The process of obtaining title insurance, therefore, contemplates the receipt of a title report before the close of escrow, setting forth the “conditions upon which the issuer is willing to issue its title policy.” (Ins.Code, § 12340.11.) The insured's approval and acceptance of the conditions set forth in the preliminary report create a binding contract based on the terms set forth in the report and any materials that are incorporated therein by reference. (Ibid.) Therefore, whether plaintiff was bound by an arbitration clause depends directly on whether that term was set forth in the preliminary report or incorporated therein by reference.

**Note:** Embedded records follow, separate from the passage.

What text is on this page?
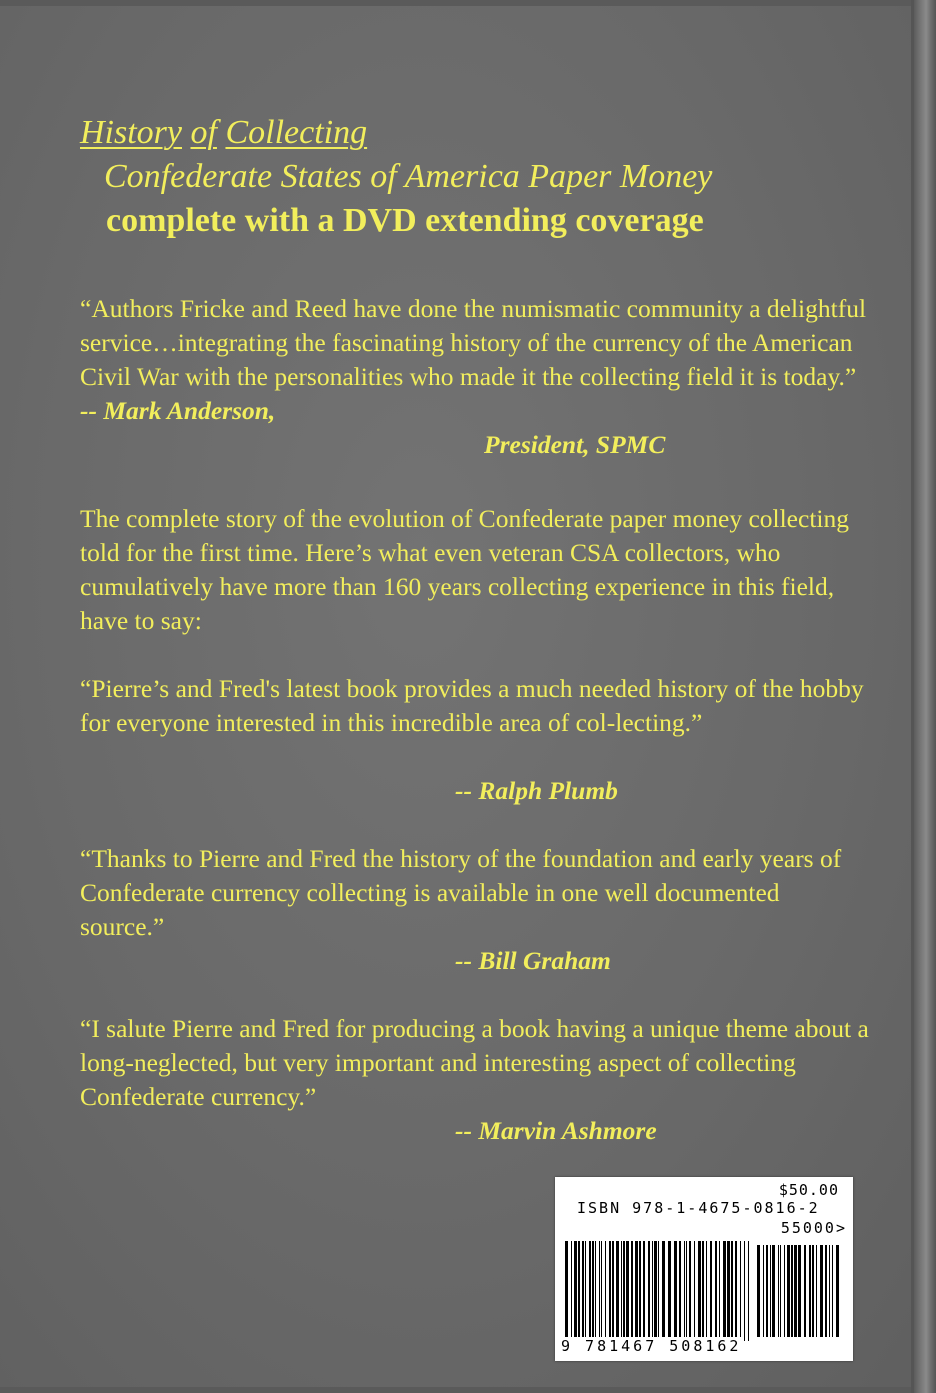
History of Collecting
Confederate States of America Paper Money
complete with a DVD extending coverage
“Authors Fricke and Reed have done the numismatic community a delightful service…integrating the fascinating history of the currency of the American Civil War with the personalities who made it the collecting field it is today.” -- Mark Anderson,
President, SPMC
The complete story of the evolution of Confederate paper money collecting told for the first time. Here’s what even veteran CSA collectors, who cumulatively have more than 160 years collecting experience in this field, have to say:
“Pierre’s and Fred's latest book provides a much needed history of the hobby for everyone interested in this incredible area of col-lecting.”
-- Ralph Plumb
“Thanks to Pierre and Fred the history of the foundation and early years of Confederate currency collecting is available in one well documented source.”
-- Bill Graham
“I salute Pierre and Fred for producing a book having a unique theme about a long-neglected, but very important and interesting aspect of collecting Confederate currency.”
-- Marvin Ashmore
$50.00
ISBN 978-1-4675-0816-2
55000>
9 781467 508162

Because it is undisputed that the preliminary report does not itself contain an arbitration clause, the critical question is whether the arbitration clause was sufficiently incorporated into the preliminary report by reference to bind the plaintiff contractually. “ ‘A contract may validly include the provisions of a document not physically a part of the basic contract․ “It is, of course, the law that the parties may incorporate by reference into their contract the terms of some other document. [Citations.] But each case must turn on its facts. [Citation.] For the terms of another document to be incorporated into the document executed by the parties the reference must be clear and unequivocal, the reference must be called to the attention of the other party and he must consent thereto, and the terms of the incorporated document must be known or easily available to the contracting parties.” ’ [Citations.]” (Shaw v. Regents of University of California (1997) 58 Cal.App.4th 44, 54, 67 Cal.Rptr.2d 850.)

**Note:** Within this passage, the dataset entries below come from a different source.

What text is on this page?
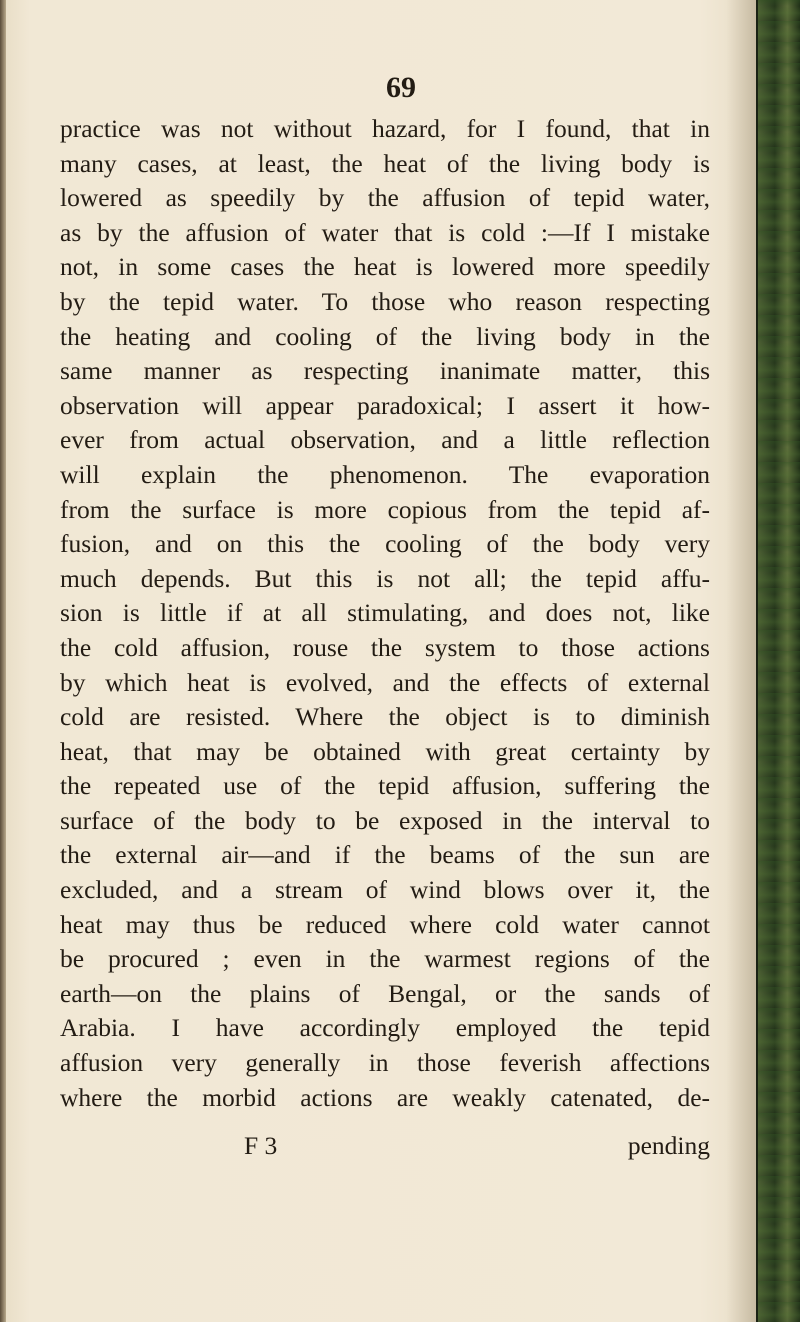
69
practice was not without hazard, for I found, that in
many cases, at least, the heat of the living body is
lowered as speedily by the affusion of tepid water,
as by the affusion of water that is cold :—If I mistake
not, in some cases the heat is lowered more speedily
by the tepid water. To those who reason respecting
the heating and cooling of the living body in the
same manner as respecting inanimate matter, this
observation will appear paradoxical; I assert it how-
ever from actual observation, and a little reflection
will explain the phenomenon. The evaporation
from the surface is more copious from the tepid af-
fusion, and on this the cooling of the body very
much depends. But this is not all; the tepid affu-
sion is little if at all stimulating, and does not, like
the cold affusion, rouse the system to those actions
by which heat is evolved, and the effects of external
cold are resisted. Where the object is to diminish
heat, that may be obtained with great certainty by
the repeated use of the tepid affusion, suffering the
surface of the body to be exposed in the interval to
the external air—and if the beams of the sun are
excluded, and a stream of wind blows over it, the
heat may thus be reduced where cold water cannot
be procured ; even in the warmest regions of the
earth—on the plains of Bengal, or the sands of
Arabia. I have accordingly employed the tepid
affusion very generally in those feverish affections
where the morbid actions are weakly catenated, de-
F 3	pending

In King v. Larsen Realty, Inc. (1981) 121 Cal.App.3d 349, 175 Cal.Rptr. 226 (King ), the appellant realtors, in applying to the real estate board, contracted to abide by its bylaws. One of the bylaws required appellants to arbitrate as set forth in the California Association of Realtors Arbitration Manual. In finding that the arbitration provisions were incorporated into their contract by reference, the court in King observed that appellants had read the bylaws requiring arbitration, enjoyed familiarity with the arbitration manual having referred thereto on occasion, and that it was readily available to both appellants. (Id. at p. 353, 175 Cal.Rptr. 226.)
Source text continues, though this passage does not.